The 90-bed prison opened in 1892 with just five prison 'warders' and now employs more than 60 staff, including community corrections officers, who work from a city office with offenders on parole.
Commissioner Peter Severin said Broken Hill Correctional Centre and its staff played an important role in keeping the community safe.
"Staff at the correctional centre on Gossan Street and the community corrections office on Argent Street do an incredible job in managing inmates and offering programs to reduce reoffending," Mr Severin said.
"Their work often goes unnoticed because it occurs behind the prison walls, but it should not go unacknowledged.

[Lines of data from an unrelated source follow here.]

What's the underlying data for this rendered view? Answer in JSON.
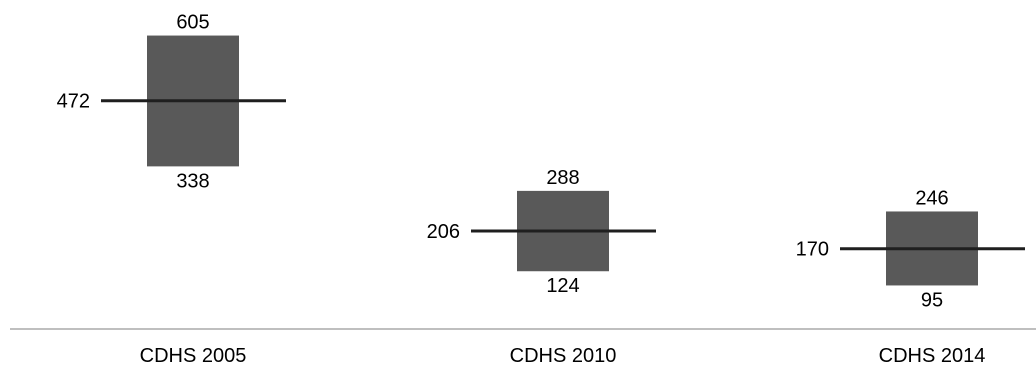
{
  "chart_data": {
    "type": "range",
    "categories": [
      "CDHS 2005",
      "CDHS 2010",
      "CDHS 2014"
    ],
    "series": [
      {
        "values": [
          472,
          206,
          170
        ]
      },
      {
        "values": [
          605,
          288,
          246
        ]
      },
      {
        "values": [
          338,
          124,
          95
        ]
      }
    ],
    "title": "",
    "xlabel": "",
    "ylabel": "",
    "ylim": [
      0,
      700
    ],
    "grid": false,
    "legend": "none",
    "colors": {
      "box": "#595959",
      "line": "#1f1f1f",
      "axis": "#7f7f7f",
      "text": "#000000"
    }
  }
}
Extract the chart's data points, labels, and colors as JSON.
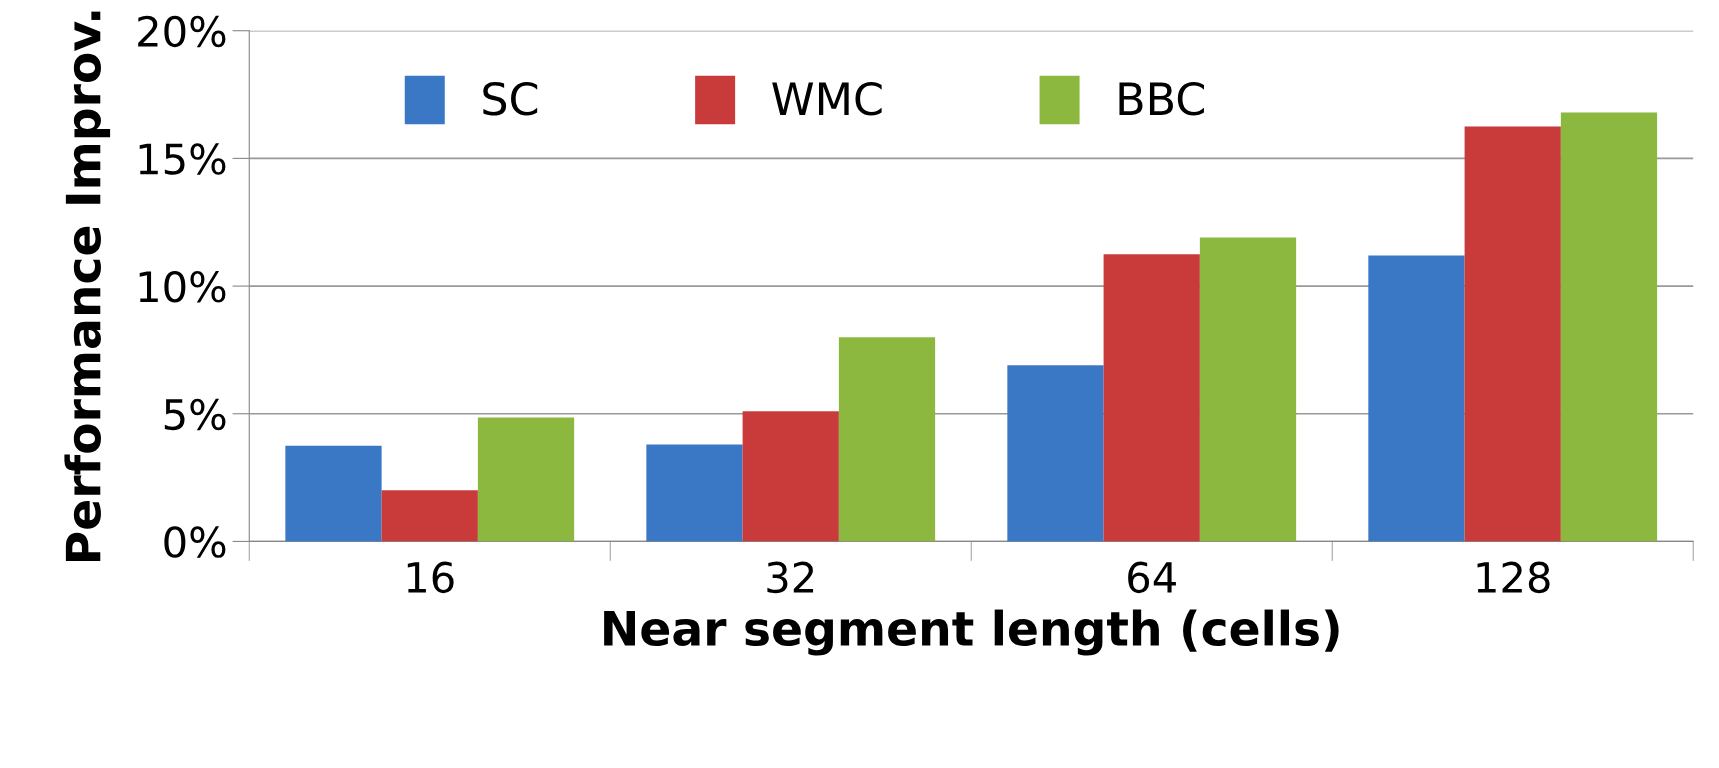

"As we mark the 125th year of this important regional facility, I want to thank both our custodial and community corrections staff for their excellent work supervising inmates and parolees."

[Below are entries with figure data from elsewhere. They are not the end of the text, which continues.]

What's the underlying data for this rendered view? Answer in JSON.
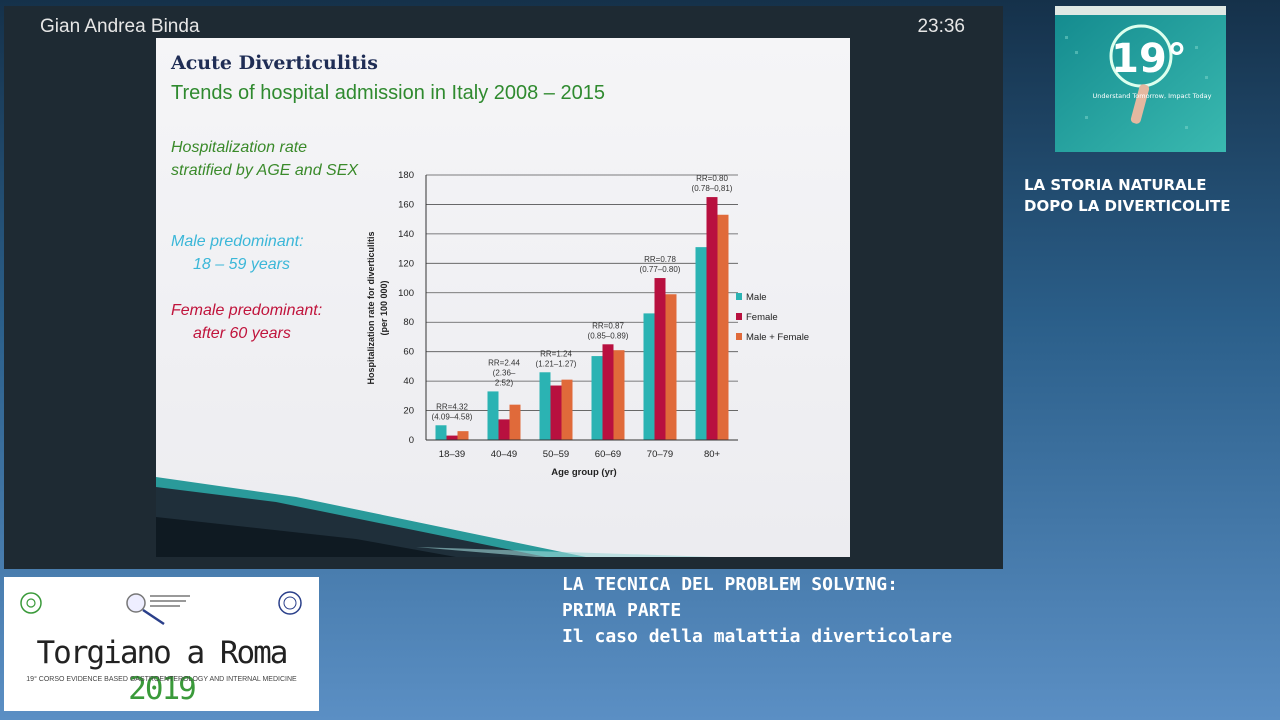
{
  "video": {
    "speaker": "Gian Andrea Binda",
    "timestamp": "23:36"
  },
  "slide": {
    "title": "Acute Diverticulitis",
    "subtitle": "Trends of hospital admission in Italy 2008 – 2015",
    "note1_line1": "Hospitalization rate",
    "note1_line2": "stratified by AGE and SEX",
    "note2_line1": "Male predominant:",
    "note2_line2": "18 – 59 years",
    "note3_line1": "Female predominant:",
    "note3_line2": "after 60 years"
  },
  "chart_data": {
    "type": "bar",
    "categories": [
      "18–39",
      "40–49",
      "50–59",
      "60–69",
      "70–79",
      "80+"
    ],
    "series": [
      {
        "name": "Male",
        "color": "#2bb3b3",
        "values": [
          10,
          33,
          46,
          57,
          86,
          131
        ]
      },
      {
        "name": "Female",
        "color": "#b8103f",
        "values": [
          3,
          14,
          37,
          65,
          110,
          165
        ]
      },
      {
        "name": "Male + Female",
        "color": "#e06a3a",
        "values": [
          6,
          24,
          41,
          61,
          99,
          153
        ]
      }
    ],
    "annotations": [
      {
        "line1": "RR=4.32",
        "line2": "(4.09–4.58)"
      },
      {
        "line1": "RR=2.44",
        "line2": "(2.36–",
        "line3": "2.52)"
      },
      {
        "line1": "RR=1.24",
        "line2": "(1.21–1.27)"
      },
      {
        "line1": "RR=0.87",
        "line2": "(0.85–0.89)"
      },
      {
        "line1": "RR=0.78",
        "line2": "(0.77–0.80)"
      },
      {
        "line1": "RR=0.80",
        "line2": "(0.78–0,81)"
      }
    ],
    "ylabel_line1": "Hospitalization rate for diverticulitis",
    "ylabel_line2": "(per 100 000)",
    "xlabel": "Age group (yr)",
    "ylim": [
      0,
      180
    ],
    "yticks": [
      0,
      20,
      40,
      60,
      80,
      100,
      120,
      140,
      160,
      180
    ],
    "grid": true,
    "legend_position": "right"
  },
  "sidebar": {
    "thumb_badge": "19°",
    "thumb_tagline": "Understand Tomorrow, Impact Today",
    "title_line1": "LA STORIA NATURALE",
    "title_line2": "DOPO LA DIVERTICOLITE"
  },
  "logo": {
    "main": "Torgiano a Roma",
    "year": "2019",
    "subtitle": "19° CORSO EVIDENCE BASED GASTROENTEROLOGY AND INTERNAL MEDICINE"
  },
  "talk": {
    "line1": "LA TECNICA DEL PROBLEM SOLVING:",
    "line2": "PRIMA PARTE",
    "line3": "Il caso della malattia diverticolare"
  },
  "colors": {
    "male": "#2bb3b3",
    "female": "#b8103f",
    "both": "#e06a3a",
    "accent_green": "#3a8a2a"
  }
}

When Broken Hill Gaol, as it was then named, opened on 8 November 1892, it held two female- and 19 male-inmates – including Patrick O'Heare, who managed to escape three days later during the confusion of the set-up.
The centre now holds up to 90 inmates, many of whom are employed by Corrective Services Industries in catering, maintenance and community work. Inmates are also offered a range of vocational and education opportunities to improve the post-release employment prospects.
Senior Correctional Officer Darryn Clifton joined CSNSW 15 years ago, following a career at Broken Hill City Council and NSW Fire & Rescue.
Mr Clifton said he loves being a correctional officer and said working for CSNSW has constantly developed his communication and problem-solving skills.
"Ninety-nine per cent of the time it's about effective communication with the inmates to address their issues and help them make the right decisions to turn their lives around," Mr Clifton said.
Mr Clifton also volunteers as a CSNSW peer-support officer providing staff support in times of need.
"This job can create stress for staff so it's good to know that there are people to talk to who can understand," Mr Clifton said.
"I'm there to listen to them in trying times and point them in the right direction."